About a month and a half ago, the Beijing-based company founded by former Baidu execs James Peng and Tiancheng Lou incorporated its standalone autonomous truck research team - including 100 people before the merge - into its robotaxi team. A swath of Pony.ai executives and top-tier experts, including the former head of autonomous truck tech and the director of planning & control, have left the company for new ventures. The company also suspends its autonomous truck road testing in the US.
Pony.ai announced its autonomous truck unit under the brand name "PonyTron" this March and received a freight transport permit from the Guangzhou government this May. Their trucks have shipped approximately 13,650 tons of freight, with a commercial operating mileage of 37,466 km in the first three months.
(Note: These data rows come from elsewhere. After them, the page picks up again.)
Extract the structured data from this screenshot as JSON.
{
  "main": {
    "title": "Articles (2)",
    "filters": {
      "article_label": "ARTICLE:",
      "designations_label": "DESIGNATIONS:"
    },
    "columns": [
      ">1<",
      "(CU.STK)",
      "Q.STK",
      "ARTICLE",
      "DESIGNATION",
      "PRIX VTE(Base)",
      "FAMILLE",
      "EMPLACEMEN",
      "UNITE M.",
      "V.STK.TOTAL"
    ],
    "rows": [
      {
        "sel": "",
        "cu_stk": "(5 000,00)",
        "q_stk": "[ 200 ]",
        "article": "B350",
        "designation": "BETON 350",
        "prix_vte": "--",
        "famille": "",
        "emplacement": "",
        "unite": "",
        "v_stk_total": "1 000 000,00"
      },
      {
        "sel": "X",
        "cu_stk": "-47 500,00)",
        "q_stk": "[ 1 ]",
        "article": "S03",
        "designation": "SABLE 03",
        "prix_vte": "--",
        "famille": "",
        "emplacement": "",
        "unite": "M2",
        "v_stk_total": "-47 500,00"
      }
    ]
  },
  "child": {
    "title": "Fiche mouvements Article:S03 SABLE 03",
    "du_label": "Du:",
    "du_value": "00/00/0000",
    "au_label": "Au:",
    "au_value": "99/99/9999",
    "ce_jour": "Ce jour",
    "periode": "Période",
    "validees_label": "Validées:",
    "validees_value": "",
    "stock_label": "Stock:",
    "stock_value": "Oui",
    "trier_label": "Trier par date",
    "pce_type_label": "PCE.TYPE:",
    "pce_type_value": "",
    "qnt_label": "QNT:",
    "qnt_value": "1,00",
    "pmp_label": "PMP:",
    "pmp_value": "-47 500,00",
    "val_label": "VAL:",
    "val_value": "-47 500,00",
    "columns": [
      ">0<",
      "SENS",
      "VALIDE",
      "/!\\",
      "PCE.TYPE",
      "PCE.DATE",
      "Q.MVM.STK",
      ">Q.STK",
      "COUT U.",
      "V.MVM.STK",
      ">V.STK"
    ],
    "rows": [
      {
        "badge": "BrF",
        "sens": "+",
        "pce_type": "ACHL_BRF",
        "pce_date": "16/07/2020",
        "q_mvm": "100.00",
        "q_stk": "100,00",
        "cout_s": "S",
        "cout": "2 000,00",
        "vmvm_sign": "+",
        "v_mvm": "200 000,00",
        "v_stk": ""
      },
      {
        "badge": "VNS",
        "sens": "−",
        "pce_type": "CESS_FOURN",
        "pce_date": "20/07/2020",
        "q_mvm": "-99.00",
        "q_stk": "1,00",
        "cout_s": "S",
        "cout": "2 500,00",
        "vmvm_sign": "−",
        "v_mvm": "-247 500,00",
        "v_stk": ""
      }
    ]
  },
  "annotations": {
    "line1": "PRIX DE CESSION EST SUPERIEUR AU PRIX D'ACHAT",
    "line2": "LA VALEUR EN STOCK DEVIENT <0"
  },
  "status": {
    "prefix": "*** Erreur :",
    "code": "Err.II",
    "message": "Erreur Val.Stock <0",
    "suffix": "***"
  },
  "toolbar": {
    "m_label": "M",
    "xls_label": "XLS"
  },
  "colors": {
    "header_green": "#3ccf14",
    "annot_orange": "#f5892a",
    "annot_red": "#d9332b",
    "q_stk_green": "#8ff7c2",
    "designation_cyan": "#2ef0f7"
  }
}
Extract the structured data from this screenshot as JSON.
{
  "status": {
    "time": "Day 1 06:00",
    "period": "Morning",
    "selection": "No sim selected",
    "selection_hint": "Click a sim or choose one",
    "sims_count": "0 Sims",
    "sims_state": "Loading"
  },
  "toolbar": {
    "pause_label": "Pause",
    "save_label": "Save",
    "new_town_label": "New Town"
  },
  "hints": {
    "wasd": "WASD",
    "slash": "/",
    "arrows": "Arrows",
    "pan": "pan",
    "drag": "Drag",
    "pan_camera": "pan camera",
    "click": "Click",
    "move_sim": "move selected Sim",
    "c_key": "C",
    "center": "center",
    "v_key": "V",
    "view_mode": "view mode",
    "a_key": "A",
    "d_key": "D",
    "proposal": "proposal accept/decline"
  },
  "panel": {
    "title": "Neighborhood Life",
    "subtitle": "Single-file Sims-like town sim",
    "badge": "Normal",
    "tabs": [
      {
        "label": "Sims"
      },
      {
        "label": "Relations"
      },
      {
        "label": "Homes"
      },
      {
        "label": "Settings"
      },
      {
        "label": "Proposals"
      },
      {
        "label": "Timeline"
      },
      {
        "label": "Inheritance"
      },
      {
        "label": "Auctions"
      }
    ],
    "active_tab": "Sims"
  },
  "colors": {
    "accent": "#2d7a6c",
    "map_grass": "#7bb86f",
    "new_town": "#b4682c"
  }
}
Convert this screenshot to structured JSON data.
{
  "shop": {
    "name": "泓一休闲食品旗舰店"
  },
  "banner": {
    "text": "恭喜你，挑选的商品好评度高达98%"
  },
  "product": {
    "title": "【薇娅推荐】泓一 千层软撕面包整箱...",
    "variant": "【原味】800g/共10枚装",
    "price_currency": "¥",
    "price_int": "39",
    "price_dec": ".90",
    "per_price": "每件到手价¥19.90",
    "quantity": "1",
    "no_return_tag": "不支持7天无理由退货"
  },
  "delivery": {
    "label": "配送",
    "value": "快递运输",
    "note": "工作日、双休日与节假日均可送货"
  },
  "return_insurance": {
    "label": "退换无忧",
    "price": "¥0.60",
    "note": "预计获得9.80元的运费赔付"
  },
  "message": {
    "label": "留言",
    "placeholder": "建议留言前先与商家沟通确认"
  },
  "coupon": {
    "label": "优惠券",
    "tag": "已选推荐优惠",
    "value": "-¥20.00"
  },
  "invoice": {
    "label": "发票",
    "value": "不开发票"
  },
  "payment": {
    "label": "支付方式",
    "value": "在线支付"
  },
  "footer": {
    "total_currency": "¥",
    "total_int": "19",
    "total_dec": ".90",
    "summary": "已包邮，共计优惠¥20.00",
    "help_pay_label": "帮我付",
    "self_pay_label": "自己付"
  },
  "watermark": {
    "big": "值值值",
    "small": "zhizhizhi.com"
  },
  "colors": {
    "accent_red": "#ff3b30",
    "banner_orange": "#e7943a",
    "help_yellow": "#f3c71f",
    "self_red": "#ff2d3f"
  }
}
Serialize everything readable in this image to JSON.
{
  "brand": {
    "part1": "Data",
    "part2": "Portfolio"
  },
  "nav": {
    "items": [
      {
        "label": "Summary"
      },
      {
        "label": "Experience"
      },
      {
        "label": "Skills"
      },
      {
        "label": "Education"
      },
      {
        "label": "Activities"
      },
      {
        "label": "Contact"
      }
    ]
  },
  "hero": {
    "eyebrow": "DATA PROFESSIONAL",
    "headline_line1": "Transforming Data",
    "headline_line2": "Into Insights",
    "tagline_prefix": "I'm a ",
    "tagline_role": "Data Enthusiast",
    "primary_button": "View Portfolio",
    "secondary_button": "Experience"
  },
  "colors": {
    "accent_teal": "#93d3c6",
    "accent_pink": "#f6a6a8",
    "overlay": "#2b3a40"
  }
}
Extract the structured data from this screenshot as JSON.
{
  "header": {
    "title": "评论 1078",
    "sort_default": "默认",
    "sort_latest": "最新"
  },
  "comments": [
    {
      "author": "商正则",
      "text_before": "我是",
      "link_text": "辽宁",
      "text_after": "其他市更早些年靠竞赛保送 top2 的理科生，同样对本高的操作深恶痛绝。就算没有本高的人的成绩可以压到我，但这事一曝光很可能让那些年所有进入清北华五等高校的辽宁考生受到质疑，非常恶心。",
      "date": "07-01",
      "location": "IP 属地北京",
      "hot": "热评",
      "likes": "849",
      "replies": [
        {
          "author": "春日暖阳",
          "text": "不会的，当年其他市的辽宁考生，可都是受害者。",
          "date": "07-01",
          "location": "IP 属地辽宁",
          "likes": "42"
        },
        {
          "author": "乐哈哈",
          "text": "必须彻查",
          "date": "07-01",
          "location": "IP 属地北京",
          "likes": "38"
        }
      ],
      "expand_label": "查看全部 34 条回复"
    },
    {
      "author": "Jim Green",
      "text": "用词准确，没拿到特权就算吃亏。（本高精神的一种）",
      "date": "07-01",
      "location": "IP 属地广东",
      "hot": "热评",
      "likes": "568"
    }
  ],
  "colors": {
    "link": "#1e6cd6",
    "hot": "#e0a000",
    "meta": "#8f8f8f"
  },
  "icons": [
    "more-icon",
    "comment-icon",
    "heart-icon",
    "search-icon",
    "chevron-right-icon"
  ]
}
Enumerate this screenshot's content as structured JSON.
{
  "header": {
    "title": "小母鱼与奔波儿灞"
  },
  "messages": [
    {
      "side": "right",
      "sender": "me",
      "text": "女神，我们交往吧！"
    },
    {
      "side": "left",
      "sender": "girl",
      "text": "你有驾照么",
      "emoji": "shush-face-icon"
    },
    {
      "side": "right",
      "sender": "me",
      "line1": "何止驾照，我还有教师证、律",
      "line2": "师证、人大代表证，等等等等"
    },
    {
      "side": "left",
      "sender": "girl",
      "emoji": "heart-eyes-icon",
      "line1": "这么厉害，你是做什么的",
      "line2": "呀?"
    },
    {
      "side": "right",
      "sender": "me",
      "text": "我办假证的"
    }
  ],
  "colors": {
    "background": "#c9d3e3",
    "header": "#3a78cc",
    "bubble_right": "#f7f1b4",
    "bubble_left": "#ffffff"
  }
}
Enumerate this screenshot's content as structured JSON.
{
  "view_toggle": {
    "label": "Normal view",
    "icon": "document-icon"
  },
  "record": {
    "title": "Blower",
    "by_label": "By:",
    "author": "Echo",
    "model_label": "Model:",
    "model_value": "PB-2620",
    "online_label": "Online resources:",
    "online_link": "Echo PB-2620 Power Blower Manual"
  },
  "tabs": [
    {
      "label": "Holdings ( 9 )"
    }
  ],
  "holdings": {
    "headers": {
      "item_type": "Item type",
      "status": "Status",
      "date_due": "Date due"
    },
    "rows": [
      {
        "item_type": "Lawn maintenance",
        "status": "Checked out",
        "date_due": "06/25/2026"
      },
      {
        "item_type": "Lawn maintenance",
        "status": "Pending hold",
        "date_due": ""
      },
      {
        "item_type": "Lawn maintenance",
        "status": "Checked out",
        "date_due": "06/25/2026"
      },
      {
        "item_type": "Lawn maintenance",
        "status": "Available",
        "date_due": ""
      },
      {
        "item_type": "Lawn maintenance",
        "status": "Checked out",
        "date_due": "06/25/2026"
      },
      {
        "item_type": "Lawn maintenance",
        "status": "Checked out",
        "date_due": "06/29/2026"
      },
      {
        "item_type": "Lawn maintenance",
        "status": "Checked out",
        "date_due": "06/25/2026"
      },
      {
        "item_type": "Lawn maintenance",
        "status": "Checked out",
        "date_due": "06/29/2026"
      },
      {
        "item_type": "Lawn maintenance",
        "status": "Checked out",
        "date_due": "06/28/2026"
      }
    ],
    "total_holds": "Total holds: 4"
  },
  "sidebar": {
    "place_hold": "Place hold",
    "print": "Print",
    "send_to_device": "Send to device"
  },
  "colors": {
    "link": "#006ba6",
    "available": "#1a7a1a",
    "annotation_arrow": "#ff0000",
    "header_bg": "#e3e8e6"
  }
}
However, PonyTron stumbled upon a shortage of funding after Pony.ai's US listing plan to raise US$1-1.5 billion with a valuation of US$12 billion was suspended, Reuters reported this August. The company failed to obtain assurances from Chinese regulators that it would not become a target of a crackdown against Chinese tech. In an internal meeting, the company decided to shift its priority back to robotaxis.
Departed Pony.ai execs have subsequently created their companies related to the logistics business:
Qiangua Tech (千挂科技) was established this July and received funding from XPeng and SF Express. CTO Sun Haowen was the former head of P&C.
Xingxing Tech (行猩科技) was founded by the former head of Pony.ai fundraising Rachel Zhao aiming to design and manufacture electric truck with L2+ - L4 self-driving capabilities.
Qingtian Smart Truck (擎天智卡) was registered this November in Beijing. The company was founded by the former CTO of PonyTron.
Investment News:
Edge Medical Robotics, a Shenzhen-based surgical robot platform, has raised over $200 million in its Series C funding round led by Boyu Capital and jointly led by Temasek and Sequoia China. Known as China's rival to Da Vinci Surgery, the four-year-old company focuses on developing and commercializing robots for minimally invasive surgery.
Gaussian Robot, a Shanghai-based smart cleaning robot company, has CN ¥1.2 billion (US$188 million) in its Series C funding round from Capital Today, SoftBank Vision Fund 2, Meituan, and others. Founded in 2013, the company develops autonomous robots to automate cleaning tasks.
DeepGlint, a Beijing-based computer vision company, has received the green light to go public on the Shanghai Stock Exchange STAR market, China's Nasdaq. Founded in 2012 by Google veterans, the Sequoia-backed startup aims to raise CN ¥1 billion (US$156 million) to expand its AI footprint in smart finance, city management, and business retail. The company has reported its annual revenue of CN ¥51.96 million, CN ¥71.21 million, and CN ¥240 million for 2018, 2019, and 2020 respectively.